Saturday, January 19, 2013

From ‘What are you doing with your life?’ by J.Krishnamurti




….there is an understanding when the mind is very quiet, even for a second; there is the flash of understanding when verbalization of thought is not. …. that extraordinary rapidity of insight, when mind is very still, when thought is absent….. So, the understanding of anything…… can only come when the mind is very still….

The very first thing to do,  …….. is to find out why you are thinking in a certain way. …… Don’t try to alter it, don’t try to analyse your thoughts and your emotions; but becoe conscious of why you are thinking in a particular groove and from what motive you act. Although you can discover the motive through analysis ….. it will not be real; it will be real only when you are intensely aware at the moment of the functioning of your thought and emotion; then you will see their extraordinary subtlety …..
Do you every see anything without thought? Have your ever listened, looked, without bringing in this whole process of reaction?

….the mind is always worried, it is always after something, acquiring or denying, searching and finding ……in a continuous movement…….One thought follows another without pause ….. if a pencil is being sharpened all the time, soon there will be nothing left of it; similarly, the mind uses itself constantly and is exhausted.

We suffer, don’t we? ….from physical illness, disease…..loneliness, from the poverty of our being; we suffer because we are not loved……. In every direction, to thnk is to be full of sorrow: therefore, it seems better not to think, so we accept a belief and stagnate in that belief, which we call religion.

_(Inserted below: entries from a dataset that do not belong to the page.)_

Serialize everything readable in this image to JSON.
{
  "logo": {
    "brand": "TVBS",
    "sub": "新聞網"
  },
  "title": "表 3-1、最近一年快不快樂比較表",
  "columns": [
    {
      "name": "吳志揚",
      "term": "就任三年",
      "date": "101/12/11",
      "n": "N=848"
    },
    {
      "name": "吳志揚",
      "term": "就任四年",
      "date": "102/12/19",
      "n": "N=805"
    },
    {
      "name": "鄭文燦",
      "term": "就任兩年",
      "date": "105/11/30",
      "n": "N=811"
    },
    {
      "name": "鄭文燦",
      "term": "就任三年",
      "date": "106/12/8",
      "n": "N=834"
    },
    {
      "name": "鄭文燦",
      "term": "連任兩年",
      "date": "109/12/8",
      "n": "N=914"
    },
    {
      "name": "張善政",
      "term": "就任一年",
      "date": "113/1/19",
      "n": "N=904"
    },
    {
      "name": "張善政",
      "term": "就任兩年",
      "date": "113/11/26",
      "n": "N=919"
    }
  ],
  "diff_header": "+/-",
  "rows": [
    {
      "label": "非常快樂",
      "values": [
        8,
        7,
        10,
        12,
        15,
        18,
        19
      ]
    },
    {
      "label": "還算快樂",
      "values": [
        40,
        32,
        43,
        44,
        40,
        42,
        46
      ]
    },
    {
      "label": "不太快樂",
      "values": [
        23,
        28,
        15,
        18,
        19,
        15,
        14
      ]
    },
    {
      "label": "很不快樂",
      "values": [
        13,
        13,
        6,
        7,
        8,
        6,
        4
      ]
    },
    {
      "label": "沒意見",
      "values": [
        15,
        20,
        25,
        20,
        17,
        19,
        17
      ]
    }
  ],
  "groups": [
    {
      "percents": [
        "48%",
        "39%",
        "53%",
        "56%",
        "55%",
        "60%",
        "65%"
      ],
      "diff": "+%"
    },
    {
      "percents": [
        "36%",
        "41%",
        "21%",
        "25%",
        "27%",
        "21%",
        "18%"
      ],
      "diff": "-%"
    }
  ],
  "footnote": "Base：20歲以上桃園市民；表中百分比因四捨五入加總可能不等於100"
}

Now, to go beyond, to transcend all that, requires tremendous attention ….no sense of becoming, of changing, ….frees the mind from the process of self-consciousness; there is then no experiencer who is accumulating, and it is only then that the mind can be truly said to be free from sorrow. It is accumulation that is the cause of sorrow. We do not die to everything from day to day; we do not die to the innumerable traditions, to the family, to our own experiences….. One has to die to all that from moment to moment …. and only then the mind is free from the self, which is the entity of accumulation.